How Life Insurance Policies Handle A Suicidal Death
Suicide has been established to be a top cause of up to 30,000 deaths in the United States per year alone. This prompts the question: does life insurance pay for suicidal death? There have been several myths about life insurance not covering suicidal death, which is probably why most beneficiaries don’t think about the policy benefits after they’ve lost a loved one to suicide. In most cases, beneficiaries fail to get compensated since they don’t really understand the terms that apply in such a scenario.
The truth is, life insurance companies do cover suicidal deaths on certain conditions and just like every other thing involving the law, it depends. In this article, we’ll discuss tips on how life insurance policies handle suicidal death.

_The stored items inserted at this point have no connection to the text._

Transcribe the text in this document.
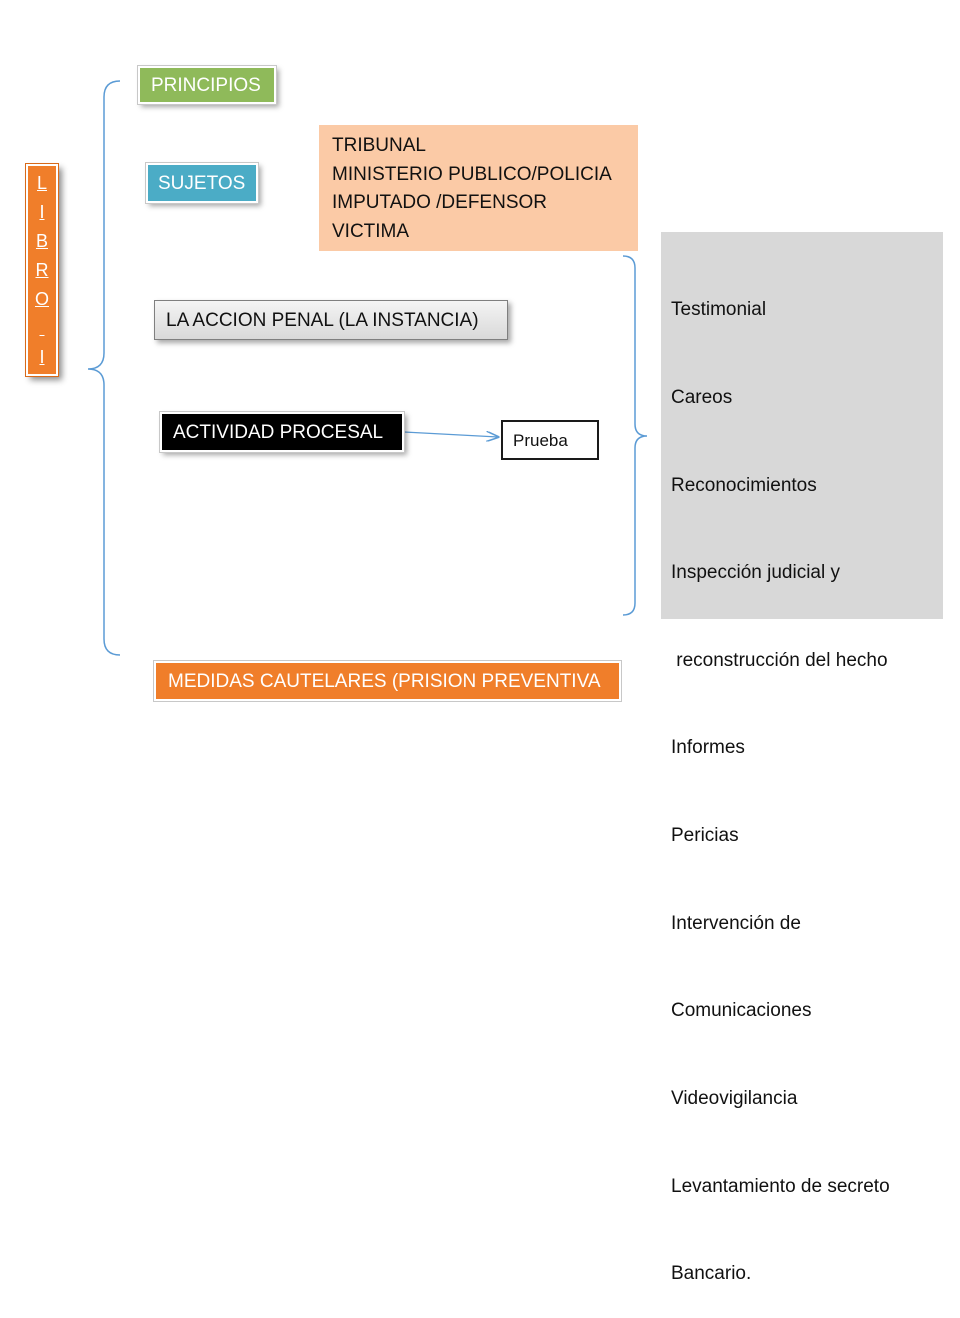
L
I
B
R
O

I
PRINCIPIOS
SUJETOS
LA ACCION PENAL (LA INSTANCIA)
ACTIVIDAD PROCESAL	Prueba
MEDIDAS CAUTELARES (PRISION PREVENTIVA
TRIBUNAL
MINISTERIO PUBLICO/POLICIA
IMPUTADO /DEFENSOR
VICTIMA

Testimonial

Careos

Reconocimientos

Inspección judicial y

reconstrucción del hecho

Informes

Pericias

Intervención de

Comunicaciones

Videovigilancia

Levantamiento de secreto

Bancario.
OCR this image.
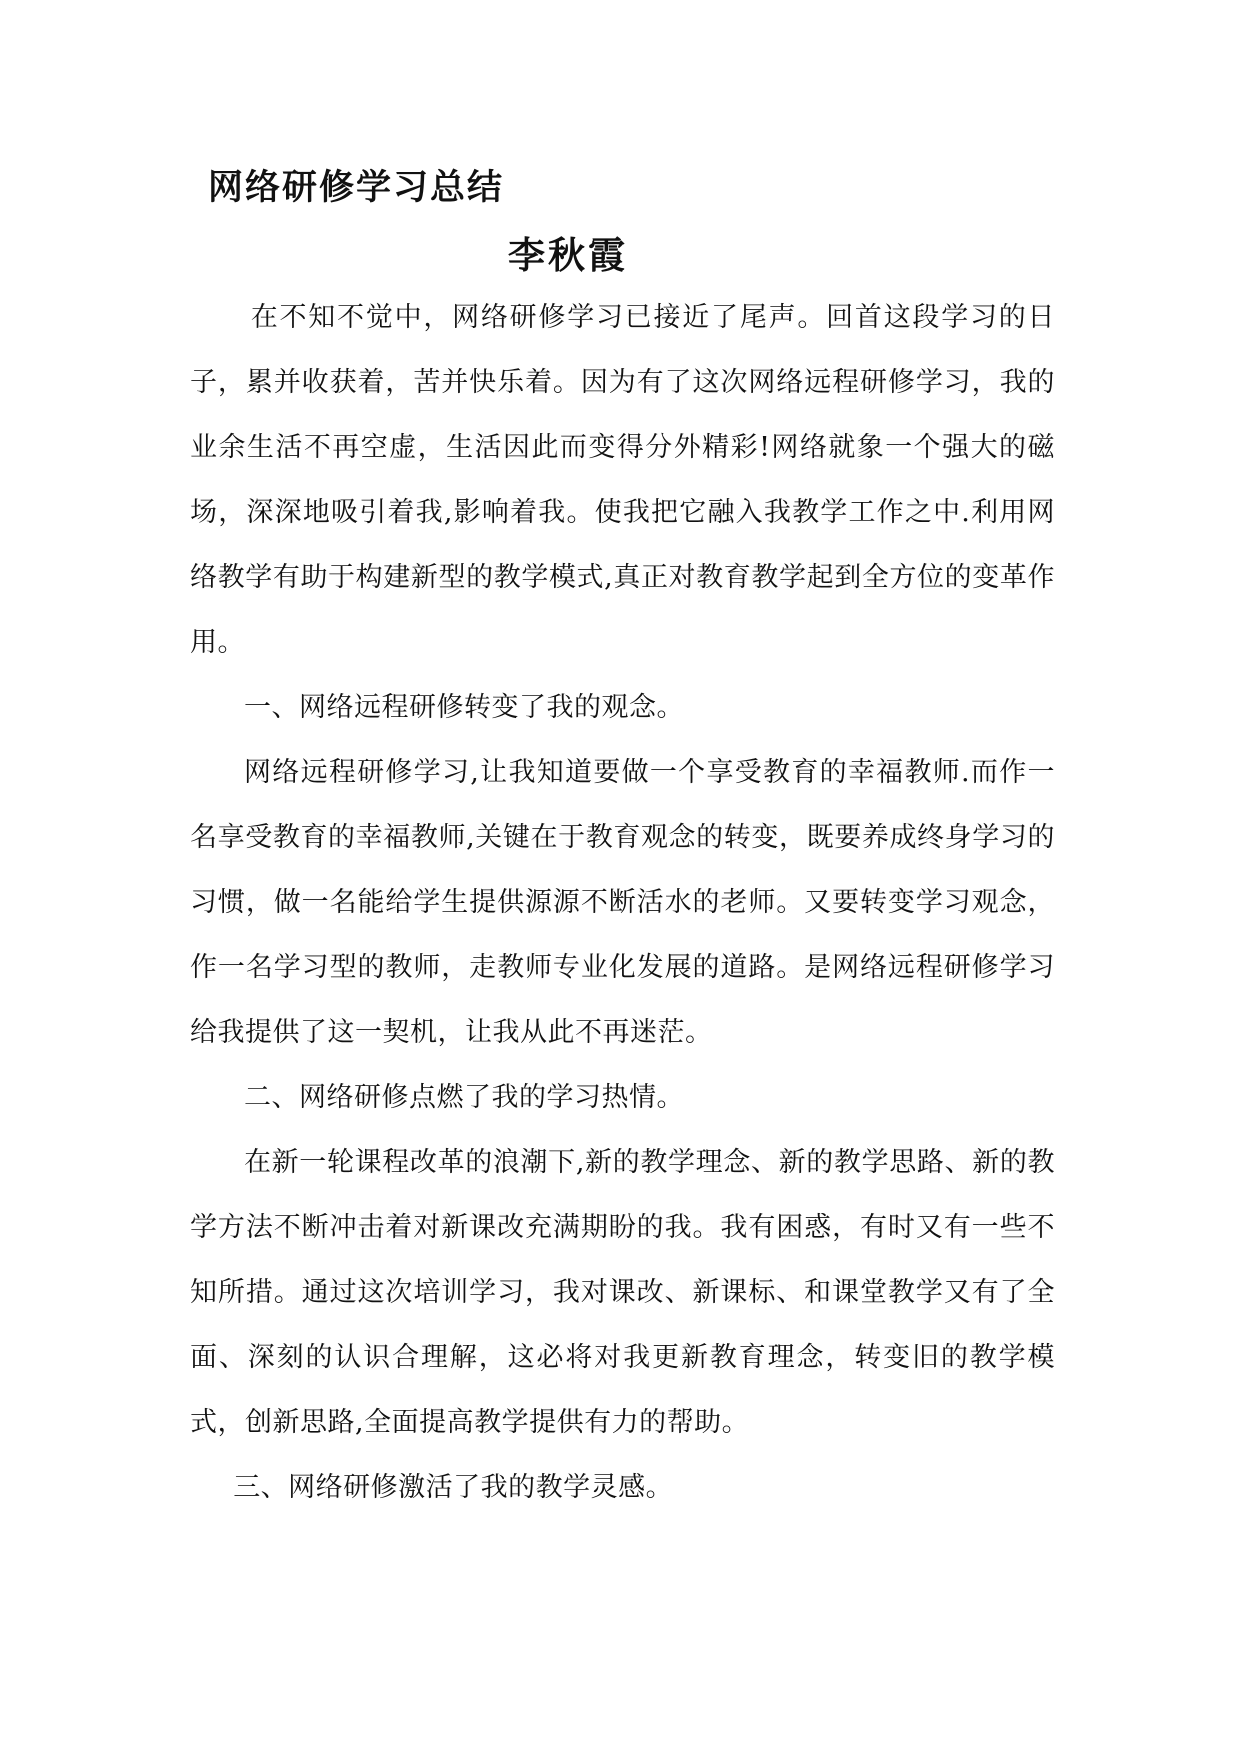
网络研修学习总结
李秋霞

在不知不觉中，网络研修学习已接近了尾声。回首这段学习的日子，累并收获着，苦并快乐着。因为有了这次网络远程研修学习，我的业余生活不再空虚，生活因此而变得分外精彩!网络就象一个强大的磁场，深深地吸引着我,影响着我。使我把它融入我教学工作之中.利用网络教学有助于构建新型的教学模式,真正对教育教学起到全方位的变革作用。

一、网络远程研修转变了我的观念。

网络远程研修学习,让我知道要做一个享受教育的幸福教师.而作一名享受教育的幸福教师,关键在于教育观念的转变，既要养成终身学习的习惯，做一名能给学生提供源源不断活水的老师。又要转变学习观念，作一名学习型的教师，走教师专业化发展的道路。是网络远程研修学习给我提供了这一契机，让我从此不再迷茫。

二、网络研修点燃了我的学习热情。

在新一轮课程改革的浪潮下,新的教学理念、新的教学思路、新的教学方法不断冲击着对新课改充满期盼的我。我有困惑，有时又有一些不知所措。通过这次培训学习，我对课改、新课标、和课堂教学又有了全面、深刻的认识合理解，这必将对我更新教育理念，转变旧的教学模式，创新思路,全面提高教学提供有力的帮助。

三、网络研修激活了我的教学灵感。
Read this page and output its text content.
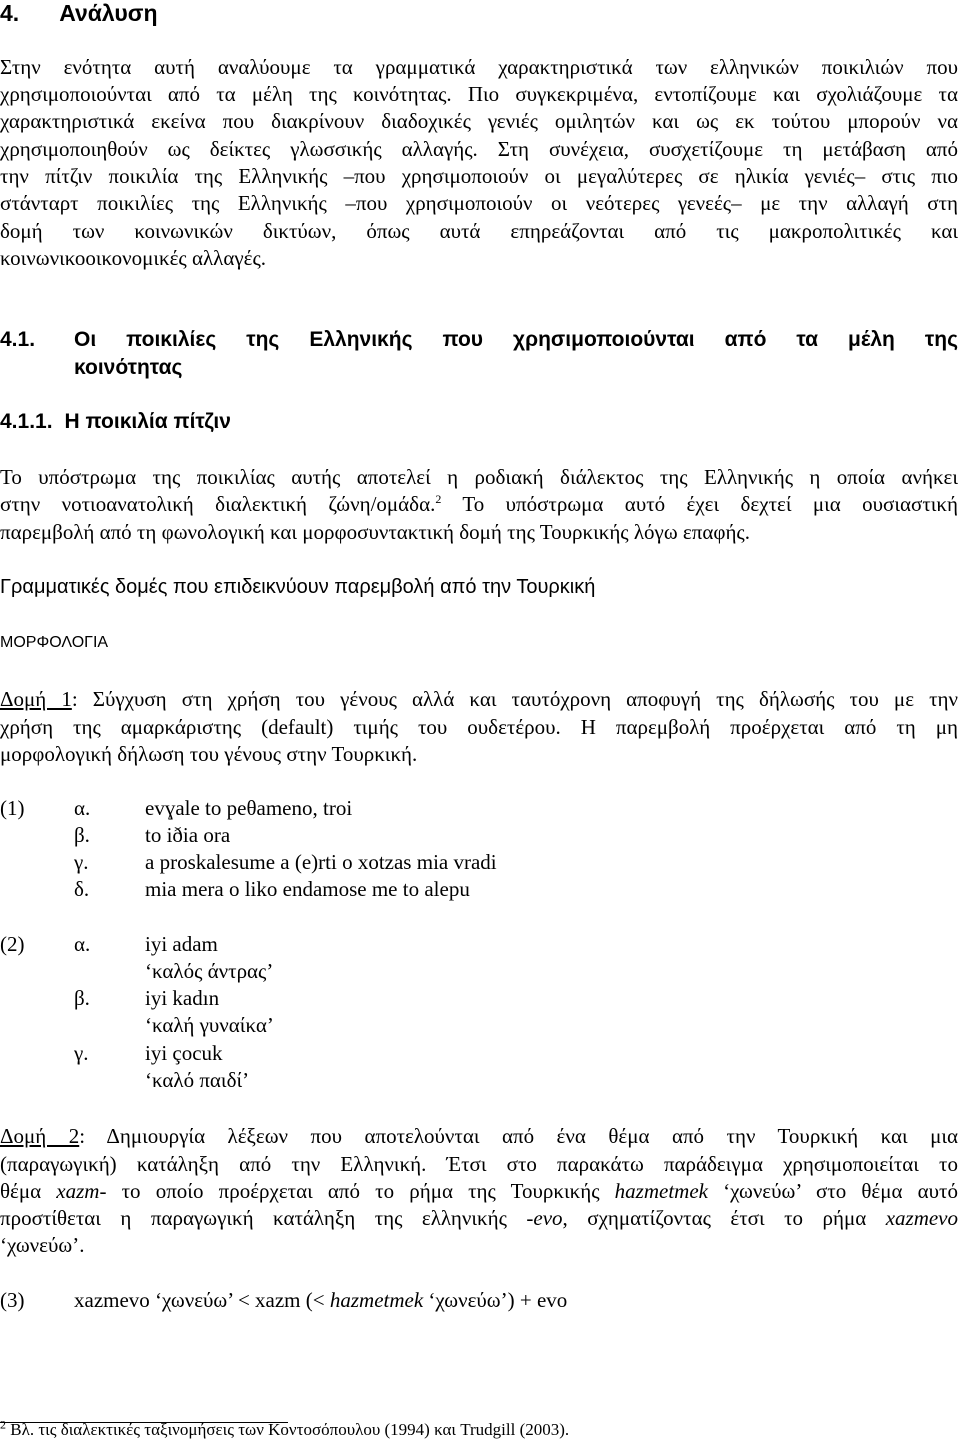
4. Ανάλυση
Στην ενότητα αυτή αναλύουμε τα γραμματικά χαρακτηριστικά των ελληνικών ποικιλιών που
χρησιμοποιούνται από τα μέλη της κοινότητας. Πιο συγκεκριμένα, εντοπίζουμε και σχολιάζουμε τα
χαρακτηριστικά εκείνα που διακρίνουν διαδοχικές γενιές ομιλητών και ως εκ τούτου μπορούν να
χρησιμοποιηθούν ως δείκτες γλωσσικής αλλαγής. Στη συνέχεια, συσχετίζουμε τη μετάβαση από
την πίτζιν ποικιλία της Ελληνικής –που χρησιμοποιούν οι μεγαλύτερες σε ηλικία γενιές– στις πιο
στάνταρτ ποικιλίες της Ελληνικής –που χρησιμοποιούν οι νεότερες γενεές– με την αλλαγή στη
δομή των κοινωνικών δικτύων, όπως αυτά επηρεάζονται από τις μακροπολιτικές και
κοινωνικοοικονομικές αλλαγές.
4.1. Οι ποικιλίες της Ελληνικής που χρησιμοποιούνται από τα μέλη της
κοινότητας
4.1.1. Η ποικιλία πίτζιν
Το υπόστρωμα της ποικιλίας αυτής αποτελεί η ροδιακή διάλεκτος της Ελληνικής η οποία ανήκει
στην νοτιοανατολική διαλεκτική ζώνη/ομάδα.$^2$ Το υπόστρωμα αυτό έχει δεχτεί μια ουσιαστική
παρεμβολή από τη φωνολογική και μορφοσυντακτική δομή της Τουρκικής λόγω επαφής.
Γραμματικές δομές που επιδεικνύουν παρεμβολή από την Τουρκική
ΜΟΡΦΟΛΟΓΙΑ
Δομή 1: Σύγχυση στη χρήση του γένους αλλά και ταυτόχρονη αποφυγή της δήλωσής του με την
χρήση της αμαρκάριστης (default) τιμής του ουδετέρου. Η παρεμβολή προέρχεται από τη μη
μορφολογική δήλωση του γένους στην Τουρκική.
(1) α.	evɣale to peθameno, troi
β.	to iðia ora
γ.	a proskalesume a (e)rti o xotzas mia vradi
δ.	mia mera o liko endamose me to alepu
(2) α.	iyi adam
‘καλός άντρας’
β.	iyi kadın
‘καλή γυναίκα’
γ.	iyi çocuk
‘καλό παιδί’
Δομή 2: Δημιουργία λέξεων που αποτελούνται από ένα θέμα από την Τουρκική και μια
(παραγωγική) κατάληξη από την Ελληνική. Έτσι στο παρακάτω παράδειγμα χρησιμοποιείται το
θέμα xazm- το οποίο προέρχεται από το ρήμα της Τουρκικής hazmetmek ‘χωνεύω’ στο θέμα αυτό
προστίθεται η παραγωγική κατάληξη της ελληνικής -evo, σχηματίζοντας έτσι το ρήμα xazmevo
‘χωνεύω’.
(3) xazmevo ‘χωνεύω’ < xazm (< hazmetmek ‘χωνεύω’) + evo
$^2$ Βλ. τις διαλεκτικές ταξινομήσεις των Κοντοσόπουλου (1994) και Trudgill (2003).
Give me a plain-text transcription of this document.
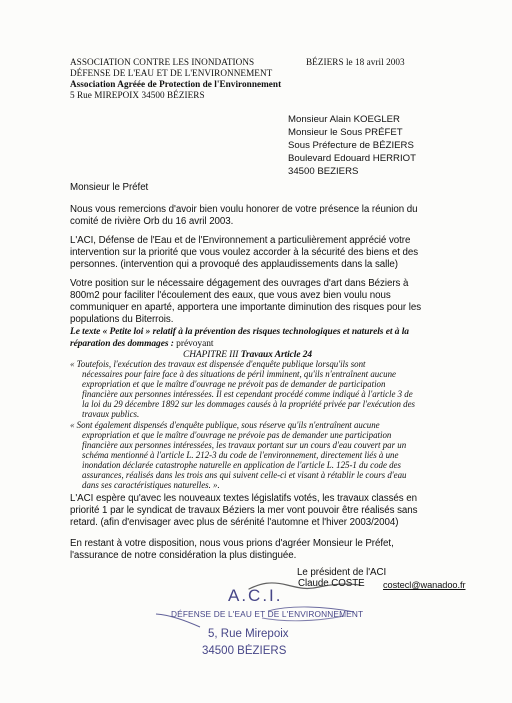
ASSOCIATION CONTRE LES INONDATIONS
DÉFENSE DE L'EAU ET DE L'ENVIRONNEMENT
Association Agréée de Protection de l'Environnement
5 Rue MIREPOIX 34500 BÉZIERS
BÉZIERS le 18 avril 2003
Monsieur Alain KOEGLER
Monsieur le Sous PRÉFET
Sous Préfecture de BÉZIERS
Boulevard Edouard HERRIOT
34500 BEZIERS
Monsieur le Préfet
Nous vous remercions d'avoir bien voulu honorer de votre présence la réunion du
comité de rivière Orb du 16 avril 2003.
L'ACI, Défense de l'Eau et de l'Environnement a particulièrement apprécié votre
intervention sur la priorité que vous voulez accorder à la sécurité des biens et des
personnes. (intervention qui a provoqué des applaudissements dans la salle)
Votre position sur le nécessaire dégagement des ouvrages d'art dans Béziers à
800m2 pour faciliter l'écoulement des eaux, que vous avez bien voulu nous
communiquer en aparté, apportera une importante diminution des risques pour les
populations du Biterrois.
Le texte « Petite loi » relatif à la prévention des risques technologiques et naturels et à la
réparation des dommages : prévoyant
CHAPITRE III Travaux Article 24
« Toutefois, l'exécution des travaux est dispensée d'enquête publique lorsqu'ils sont
nécessaires pour faire face à des situations de péril imminent, qu'ils n'entraînent aucune
expropriation et que le maître d'ouvrage ne prévoit pas de demander de participation
financière aux personnes intéressées. Il est cependant procédé comme indiqué à l'article 3 de
la loi du 29 décembre 1892 sur les dommages causés à la propriété privée par l'exécution des
travaux publics.
« Sont également dispensés d'enquête publique, sous réserve qu'ils n'entraînent aucune
expropriation et que le maître d'ouvrage ne prévoie pas de demander une participation
financière aux personnes intéressées, les travaux portant sur un cours d'eau couvert par un
schéma mentionné à l'article L. 212-3 du code de l'environnement, directement liés à une
inondation déclarée catastrophe naturelle en application de l'article L. 125-1 du code des
assurances, réalisés dans les trois ans qui suivent celle-ci et visant à rétablir le cours d'eau
dans ses caractéristiques naturelles. ».
L'ACI espère qu'avec les nouveaux textes législatifs votés, les travaux classés en
priorité 1 par le syndicat de travaux Béziers la mer vont pouvoir être réalisés sans
retard. (afin d'envisager avec plus de sérénité l'automne et l'hiver 2003/2004)
En restant à votre disposition, nous vous prions d'agréer Monsieur le Préfet,
l'assurance de notre considération la plus distinguée.
Le président de l'ACI
Claude COSTE costecl@wanadoo.fr
A.C.I.
DÉFENSE DE L'EAU ET DE L'ENVIRONNEMENT
5, Rue Mirepoix
34500 BÉZIERS
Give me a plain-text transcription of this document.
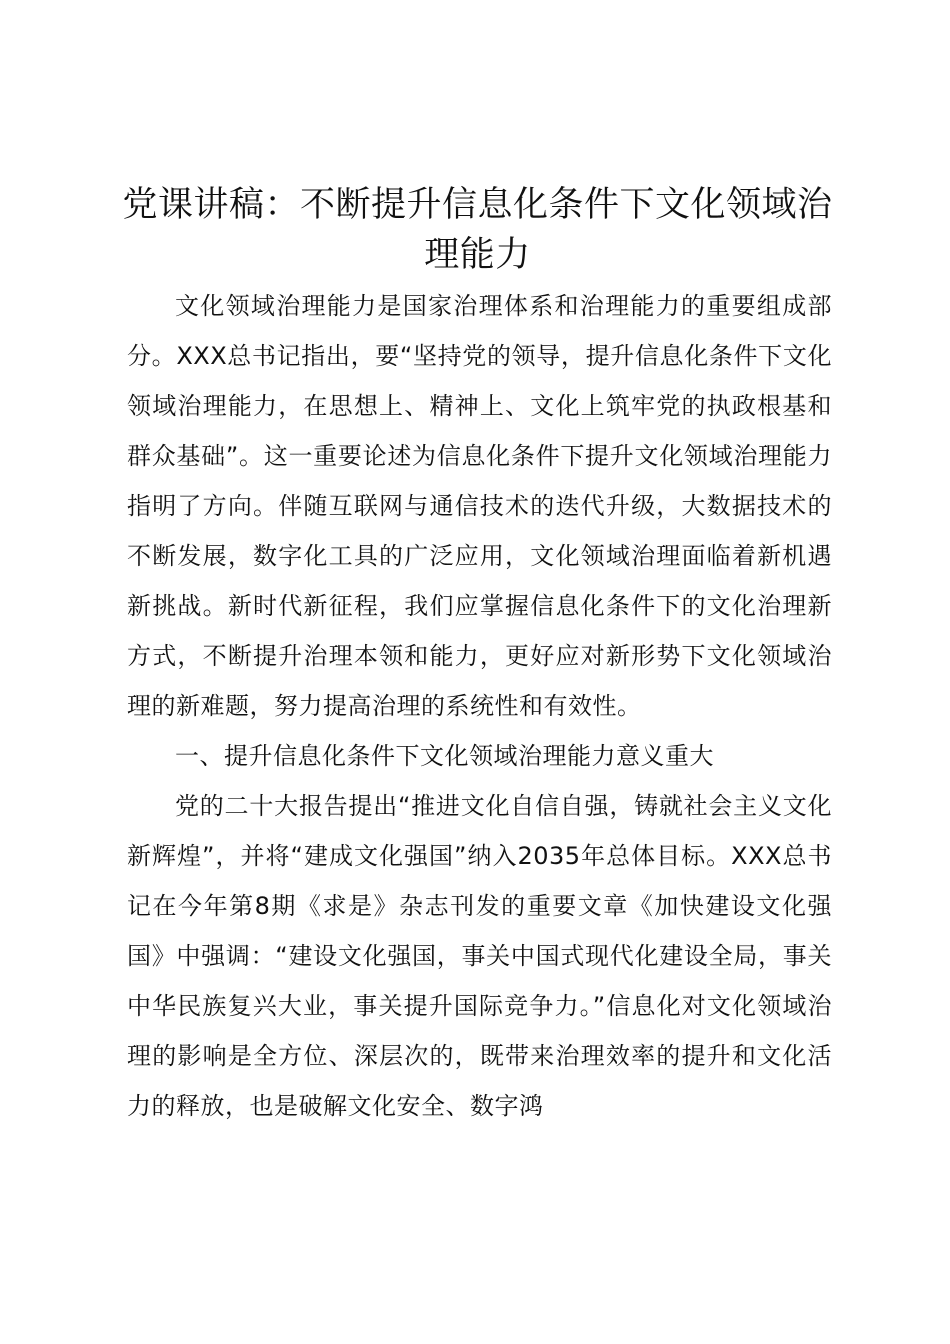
党课讲稿：不断提升信息化条件下文化领域治理能力

文化领域治理能力是国家治理体系和治理能力的重要组成部分。XXX总书记指出，要“坚持党的领导，提升信息化条件下文化领域治理能力，在思想上、精神上、文化上筑牢党的执政根基和群众基础”。这一重要论述为信息化条件下提升文化领域治理能力指明了方向。伴随互联网与通信技术的迭代升级，大数据技术的不断发展，数字化工具的广泛应用，文化领域治理面临着新机遇新挑战。新时代新征程，我们应掌握信息化条件下的文化治理新方式，不断提升治理本领和能力，更好应对新形势下文化领域治理的新难题，努力提高治理的系统性和有效性。

一、提升信息化条件下文化领域治理能力意义重大

党的二十大报告提出“推进文化自信自强，铸就社会主义文化新辉煌”，并将“建成文化强国”纳入2035年总体目标。XXX总书记在今年第8期《求是》杂志刊发的重要文章《加快建设文化强国》中强调：“建设文化强国，事关中国式现代化建设全局，事关中华民族复兴大业，事关提升国际竞争力。”信息化对文化领域治理的影响是全方位、深层次的，既带来治理效率的提升和文化活力的释放，也是破解文化安全、数字鸿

Here are 3 ways in which life insurance policies handle a suicidal death:
Suicide within first two years of opening the policy
The period of time that passes after the policy holder has opened the policy and the time they commit suicide is very essential in determining whether payment to beneficiaries will be made or not. Suicide within this period that is two years after opening can be contested. Most insurance companies have this policy. The contestable period last for about two years then allows the company to deny or contest benefit claims for some reasons suicide being one of them. It has now become a general rule which applies even after the policy holder switches to another company and their death occurs within the two years after switching despite having had a 20 yr. life insurance before.
Policy terms discouraging suicide
Apart from the contestable period, life insurance companies have other ways to avoid paying for suicide claims. They have policy provisions that keep people from purchasing the policy just so they can leave money for their beneficiaries after their death. Therefore, to discourage this idea, life insurance companies include terms known as exclusions explaining why they won’t pay benefit claims. The provisions or terms are commonly known as suicidal provisions and you should check if your policy has them before purchasing one. The life insurance company won’t pay you as a beneficiary if the policy had these provisions.
Individual or group insurance policy
How an insurance company will handle suicide also depends on the type of coverage- group or individual life insurance. Virtually all individual life insurance policies contain a clause that denies payment incase suicide happens within the contestable period. Instead, the beneficiaries get an amount equal to premiums the policy holder had paid from minus any premiums due by time of death. Policies paid for by an employer in group life insurance normally has no suicidal clause meaning the beneficiaries can actually claim the benefits after suicide. However, group life insurance paid for by the employees treat suicide deaths the same way as individual policies making exclusions for the first one or two years.
The aftermath of a loved one’s suicide can be very difficult – no one deserves to grow through it. It is important that as a beneficiary, you understand your claim rights throughout this process.